In a Swedish (2003) study benzodiazepines were implicated in 39% of suicides by drug poisoning in the elderly 1992–1996. Nitrazepam and flunitrazepam accounted for 90% of benzodiazepine implicated suicides. In cases where benzodiazepines contributed to death, but were not the sole cause, drowning, typically in the bath, was a common method used. Benzodiazepines were the predominant drug class in suicides in this review of Swedish death certificates. In 72% of the cases, benzodiazepines were the only drug consumed. Thus, many of deaths associated with benzodiazepine overdoses may not be a direct result of the toxic effects but either due to being combined with other drugs or used as a tool to complete suicide using a different method, e.g. drowning.
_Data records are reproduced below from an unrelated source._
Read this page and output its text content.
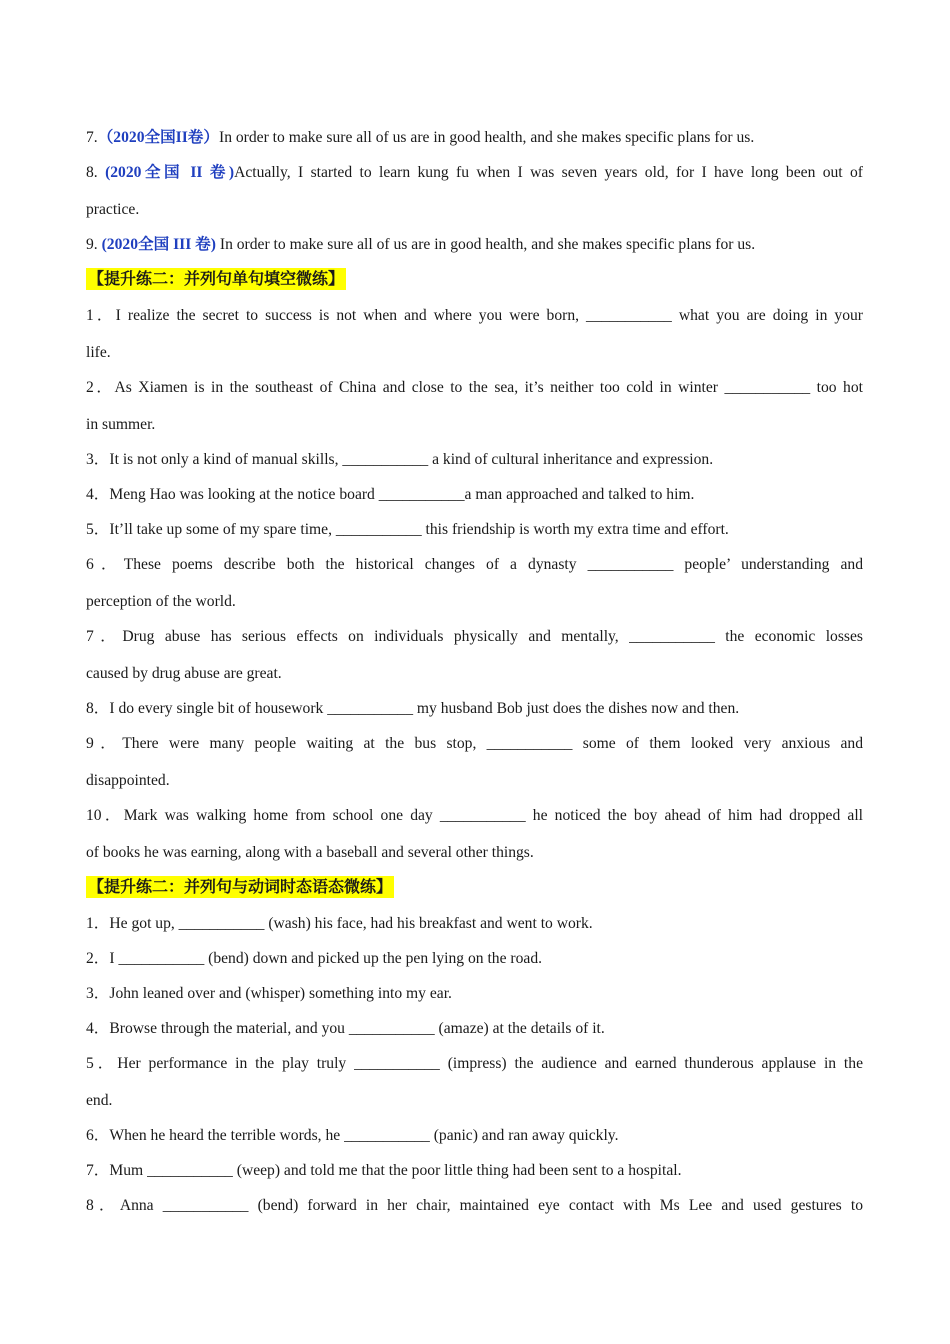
7.（2020全国II卷）In order to make sure all of us are in good health, and she makes specific plans for us.
8. (2020全国 II 卷)Actually, I started to learn kung fu when I was seven years old, for I have long been out of
practice.
9. (2020全国 III 卷) In order to make sure all of us are in good health, and she makes specific plans for us.
【提升练二：并列句单句填空微练】
1．I realize the secret to success is not when and where you were born, ___________ what you are doing in your
life.
2．As Xiamen is in the southeast of China and close to the sea, it’s neither too cold in winter ___________ too hot
in summer.
3．It is not only a kind of manual skills, ___________ a kind of cultural inheritance and expression.
4．Meng Hao was looking at the notice board ___________a man approached and talked to him.
5．It’ll take up some of my spare time, ___________ this friendship is worth my extra time and effort.
6．These poems describe both the historical changes of a dynasty ___________ people’ understanding and
perception of the world.
7．Drug abuse has serious effects on individuals physically and mentally, ___________ the economic losses
caused by drug abuse are great.
8．I do every single bit of housework ___________ my husband Bob just does the dishes now and then.
9．There were many people waiting at the bus stop, ___________ some of them looked very anxious and
disappointed.
10．Mark was walking home from school one day ___________ he noticed the boy ahead of him had dropped all
of books he was earning, along with a baseball and several other things.
【提升练二：并列句与动词时态语态微练】
1．He got up, ___________ (wash) his face, had his breakfast and went to work.
2．I ___________ (bend) down and picked up the pen lying on the road.
3．John leaned over and (whisper) something into my ear.
4．Browse through the material, and you ___________ (amaze) at the details of it.
5．Her performance in the play truly ___________ (impress) the audience and earned thunderous applause in the
end.
6．When he heard the terrible words, he ___________ (panic) and ran away quickly.
7．Mum ___________ (weep) and told me that the poor little thing had been sent to a hospital.
8．Anna ___________ (bend) forward in her chair, maintained eye contact with Ms Lee and used gestures to
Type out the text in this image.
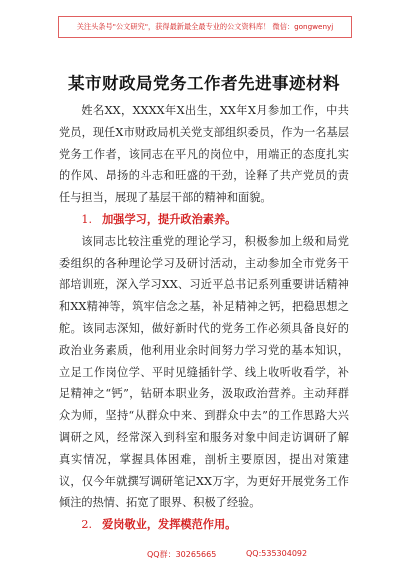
关注头条号"公文研究"，获得最新最全最专业的公文资料库！ 微信：gongwenyj
某市财政局党务工作者先进事迹材料

姓名XX，XXXX年X出生，XX年X月参加工作，中共党员，现任X市财政局机关党支部组织委员，作为一名基层党务工作者，该同志在平凡的岗位中，用端正的态度扎实的作风、昂扬的斗志和旺盛的干劲，诠释了共产党员的责任与担当，展现了基层干部的精神和面貌。

1. 加强学习，提升政治素养。

该同志比较注重党的理论学习，积极参加上级和局党委组织的各种理论学习及研讨活动，主动参加全市党务干部培训班，深入学习XX、习近平总书记系列重要讲话精神和XX精神等，筑牢信念之基，补足精神之钙，把稳思想之舵。该同志深知，做好新时代的党务工作必须具备良好的政治业务素质，他利用业余时间努力学习党的基本知识，立足工作岗位学、平时见缝插针学、线上收听收看学，补足精神之“钙”，钻研本职业务，汲取政治营养。主动拜群众为师，坚持“从群众中来、到群众中去”的工作思路大兴调研之风，经常深入到科室和服务对象中间走访调研了解真实情况，掌握具体困难，剖析主要原因，提出对策建议，仅今年就撰写调研笔记XX万字，为更好开展党务工作倾注的热情、拓宽了眼界、积极了经验。

2. 爱岗敬业，发挥模范作用。

QQ群：30265665	QQ:535304092
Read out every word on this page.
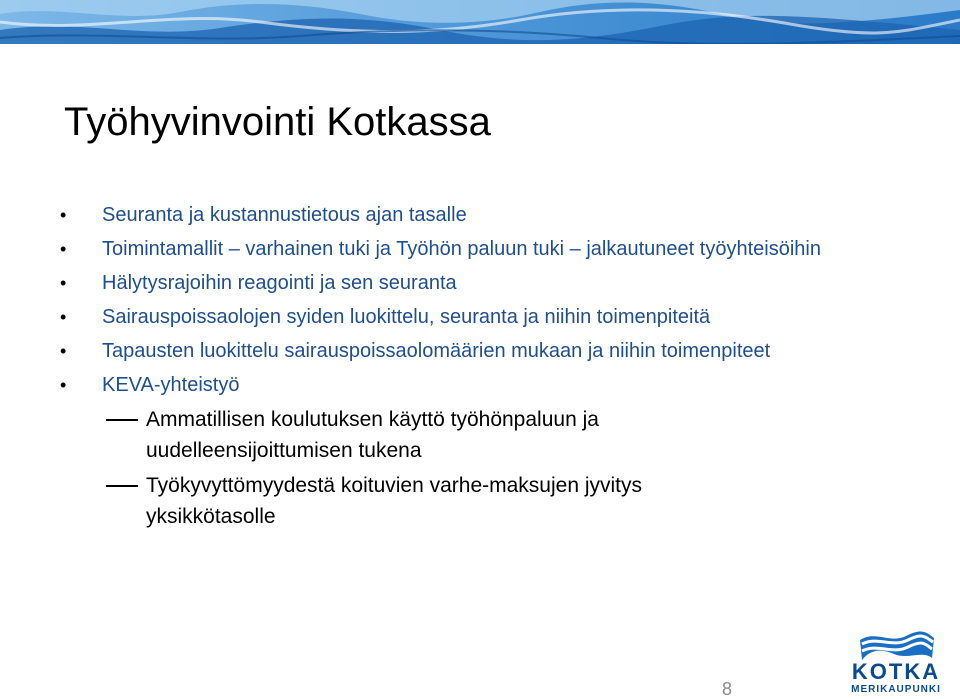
Työhyvinvointi Kotkassa
•	Seuranta ja kustannustietous ajan tasalle
•	Toimintamallit – varhainen tuki ja Työhön paluun tuki – jalkautuneet työyhteisöihin
•	Hälytysrajoihin reagointi ja sen seuranta
•	Sairauspoissaolojen syiden luokittelu, seuranta ja niihin toimenpiteitä
•	Tapausten luokittelu sairauspoissaolomäärien mukaan ja niihin toimenpiteet
•	KEVA-yhteistyö
Ammatillisen koulutuksen käyttö työhönpaluun ja uudelleensijoittumisen tukena
Työkyvyttömyydestä koituvien varhe-maksujen jyvitys yksikkötasolle
8
KOTKA
MERIKAUPUNKI
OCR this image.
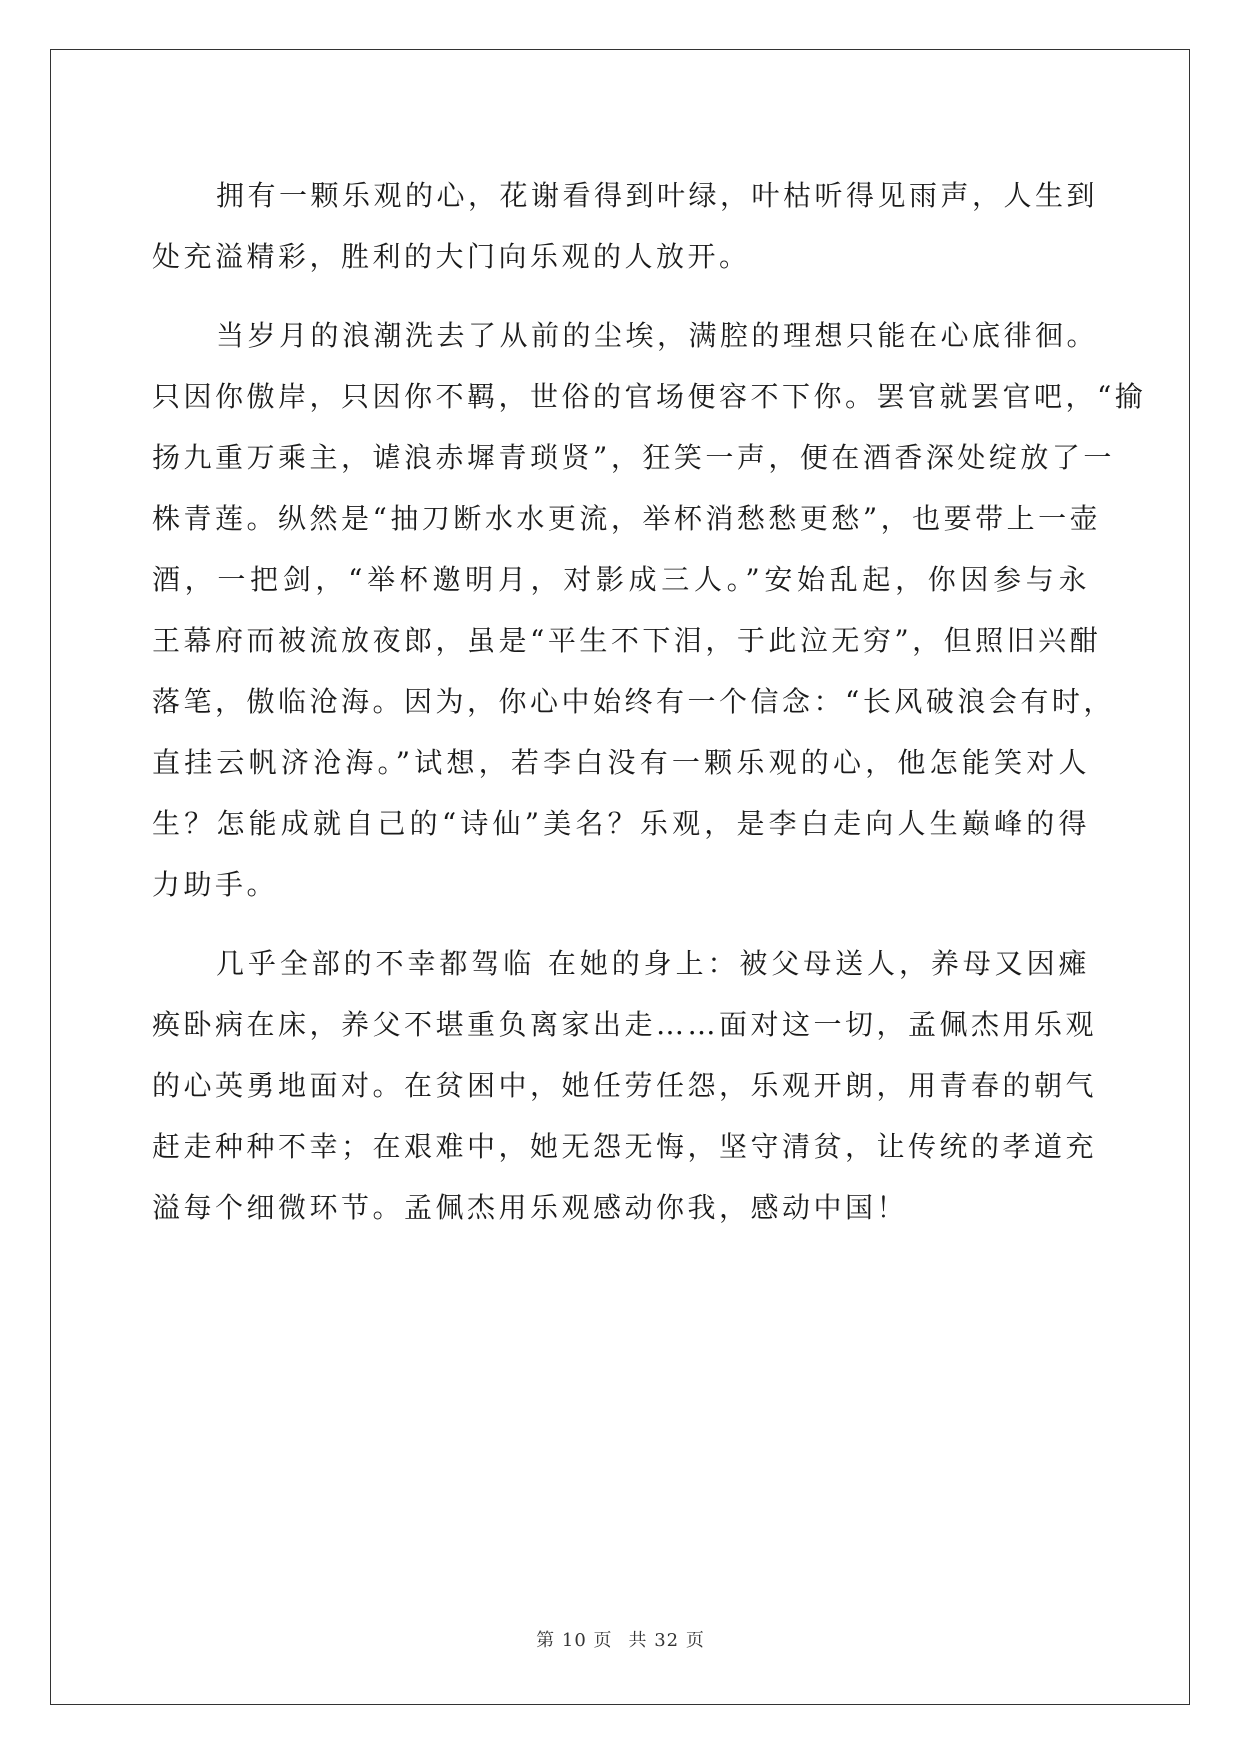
拥有一颗乐观的心，花谢看得到叶绿，叶枯听得见雨声，人生到
处充溢精彩，胜利的大门向乐观的人放开。

当岁月的浪潮洗去了从前的尘埃，满腔的理想只能在心底徘徊。
只因你傲岸，只因你不羁，世俗的官场便容不下你。罢官就罢官吧，“揄
扬九重万乘主，谑浪赤墀青琐贤”，狂笑一声，便在酒香深处绽放了一
株青莲。纵然是“抽刀断水水更流，举杯消愁愁更愁”，也要带上一壶
酒，一把剑，“举杯邀明月，对影成三人。”安始乱起，你因参与永
王幕府而被流放夜郎，虽是“平生不下泪，于此泣无穷”，但照旧兴酣
落笔，傲临沧海。因为，你心中始终有一个信念：“长风破浪会有时，
直挂云帆济沧海。”试想，若李白没有一颗乐观的心，他怎能笑对人
生？怎能成就自己的“诗仙”美名？乐观，是李白走向人生巅峰的得
力助手。

几乎全部的不幸都驾临 在她的身上：被父母送人，养母又因瘫
痪卧病在床，养父不堪重负离家出走……面对这一切，孟佩杰用乐观
的心英勇地面对。在贫困中，她任劳任怨，乐观开朗，用青春的朝气
赶走种种不幸；在艰难中，她无怨无悔，坚守清贫，让传统的孝道充
溢每个细微环节。孟佩杰用乐观感动你我，感动中国！

第 10 页 共 32 页
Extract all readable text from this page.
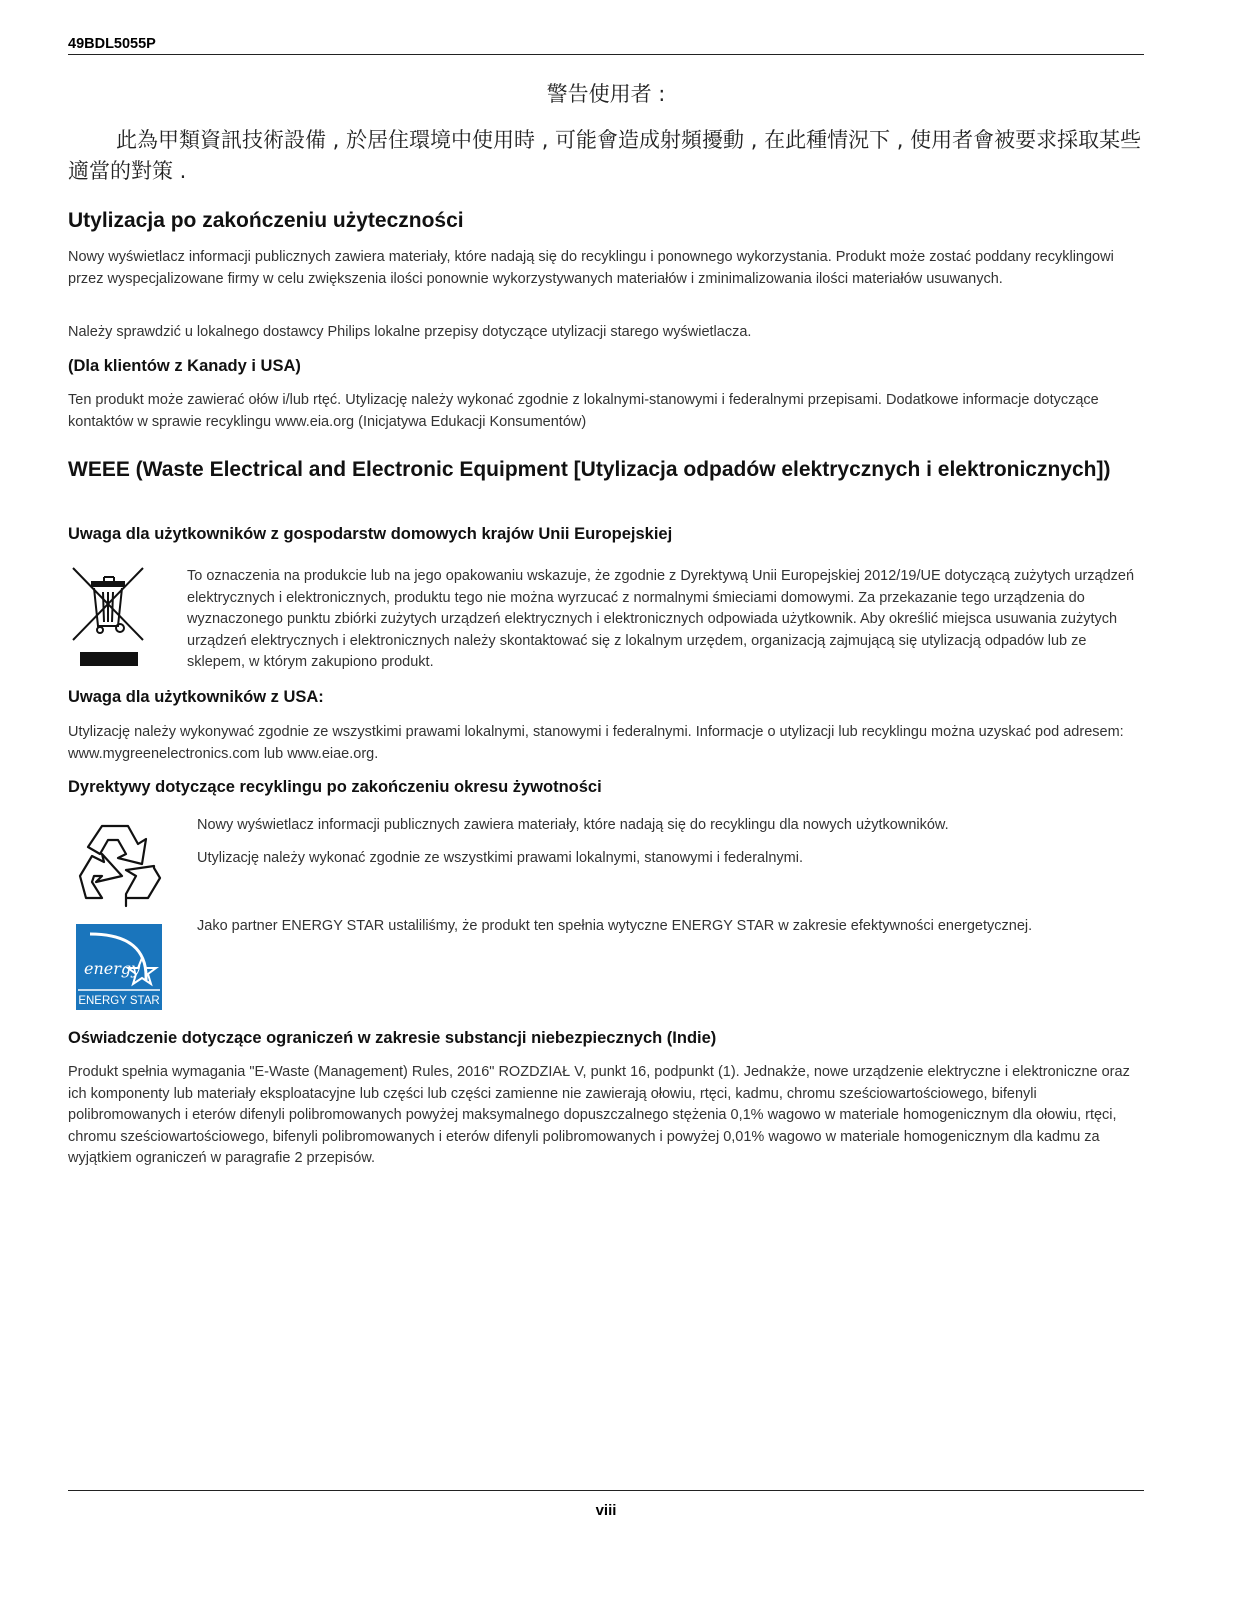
49BDL5055P
警告使用者 :
此為甲類資訊技術設備 , 於居住環境中使用時 , 可能會造成射頻擾動 , 在此種情況下 , 使用者會被要求採取某些適當的對策 .
Utylizacja po zakończeniu użyteczności
Nowy wyświetlacz informacji publicznych zawiera materiały, które nadają się do recyklingu i ponownego wykorzystania. Produkt może zostać poddany recyklingowi przez wyspecjalizowane firmy w celu zwiększenia ilości ponownie wykorzystywanych materiałów i zminimalizowania ilości materiałów usuwanych.
Należy sprawdzić u lokalnego dostawcy Philips lokalne przepisy dotyczące utylizacji starego wyświetlacza.
(Dla klientów z Kanady i USA)
Ten produkt może zawierać ołów i/lub rtęć. Utylizację należy wykonać zgodnie z lokalnymi-stanowymi i federalnymi przepisami. Dodatkowe informacje dotyczące kontaktów w sprawie recyklingu www.eia.org (Inicjatywa Edukacji Konsumentów)
WEEE (Waste Electrical and Electronic Equipment [Utylizacja odpadów elektrycznych i elektronicznych])
Uwaga dla użytkowników z gospodarstw domowych krajów Unii Europejskiej
To oznaczenia na produkcie lub na jego opakowaniu wskazuje, że zgodnie z Dyrektywą Unii Europejskiej 2012/19/UE dotyczącą zużytych urządzeń elektrycznych i elektronicznych, produktu tego nie można wyrzucać z normalnymi śmieciami domowymi. Za przekazanie tego urządzenia do wyznaczonego punktu zbiórki zużytych urządzeń elektrycznych i elektronicznych odpowiada użytkownik. Aby określić miejsca usuwania zużytych urządzeń elektrycznych i elektronicznych należy skontaktować się z lokalnym urzędem, organizacją zajmującą się utylizacją odpadów lub ze sklepem, w którym zakupiono produkt.
Uwaga dla użytkowników z USA:
Utylizację należy wykonywać zgodnie ze wszystkimi prawami lokalnymi, stanowymi i federalnymi. Informacje o utylizacji lub recyklingu można uzyskać pod adresem: www.mygreenelectronics.com lub www.eiae.org.
Dyrektywy dotyczące recyklingu po zakończeniu okresu żywotności
Nowy wyświetlacz informacji publicznych zawiera materiały, które nadają się do recyklingu dla nowych użytkowników.
Utylizację należy wykonać zgodnie ze wszystkimi prawami lokalnymi, stanowymi i federalnymi.
energy
ENERGY STAR
Jako partner ENERGY STAR ustaliliśmy, że produkt ten spełnia wytyczne ENERGY STAR w zakresie efektywności energetycznej.
Oświadczenie dotyczące ograniczeń w zakresie substancji niebezpiecznych (Indie)
Produkt spełnia wymagania "E-Waste (Management) Rules, 2016" ROZDZIAŁ V, punkt 16, podpunkt (1). Jednakże, nowe urządzenie elektryczne i elektroniczne oraz ich komponenty lub materiały eksploatacyjne lub części lub części zamienne nie zawierają ołowiu, rtęci, kadmu, chromu sześciowartościowego, bifenyli polibromowanych i eterów difenyli polibromowanych powyżej maksymalnego dopuszczalnego stężenia 0,1% wagowo w materiale homogenicznym dla ołowiu, rtęci, chromu sześciowartościowego, bifenyli polibromowanych i eterów difenyli polibromowanych i powyżej 0,01% wagowo w materiale homogenicznym dla kadmu za wyjątkiem ograniczeń w paragrafie 2 przepisów.
viii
In a Swedish retrospective study of deaths of 1987, in 159 of 1587 autopsy cases benzodiazepines were found. In 44 of these cases the cause of death was natural causes or unclear. The remaining 115 deaths were due to accidents (N = 16), suicide (N = 60), drug addiction (N = 29) or alcoholism (N = 10). In a comparison of suicides and natural deaths, the concentrations both of flunitrazepam and nitrazepam (sleeping medications) were significantly higher among the suicides. In four cases benzodiazepines were the sole cause of death.
In Australia, a study of 16 deaths associated with toxic concentrations of benzodiazepines during the period of 5 years leading up to July 1994 found preexisting natural disease as a feature of 11 cases; 14 cases were suicides. Cases where other drugs, including ethanol, had contributed to the death were excluded. In the remaining five cases, death was caused solely by benzodiazepines. Nitrazepam and temazepam were the most prevalent drugs detected, followed by oxazepam and flunitrazepam. A review of self poisonings of 12 months 1976 - 1977 in Auckland, New Zealand, found benzodiazepines implicated in 40% of the cases. A 1993 British study found flurazepam and temazepam to have the highest number of deaths per million prescriptions among medications commonly prescribed in the 1980s. Flurazepam, now rarely prescribed in the United Kingdom and Australia, had the highest fatal toxicity index of any benzodiazepine (15.0) followed by Temazepam (11.9), versus 5.9 for benzodiazepines overall, taken with or without alcohol.
Etizolam overdose deaths are rising - for instance, the National Records of Scotland report on drug-related deaths, implicated 548 deaths from 'street' Etizolam in 2018, almost double the number from 2017 (299) and only six years from the first recorded death (in 2012). The 548 deaths were 45% of all drug-related deaths in Scotland in 2018.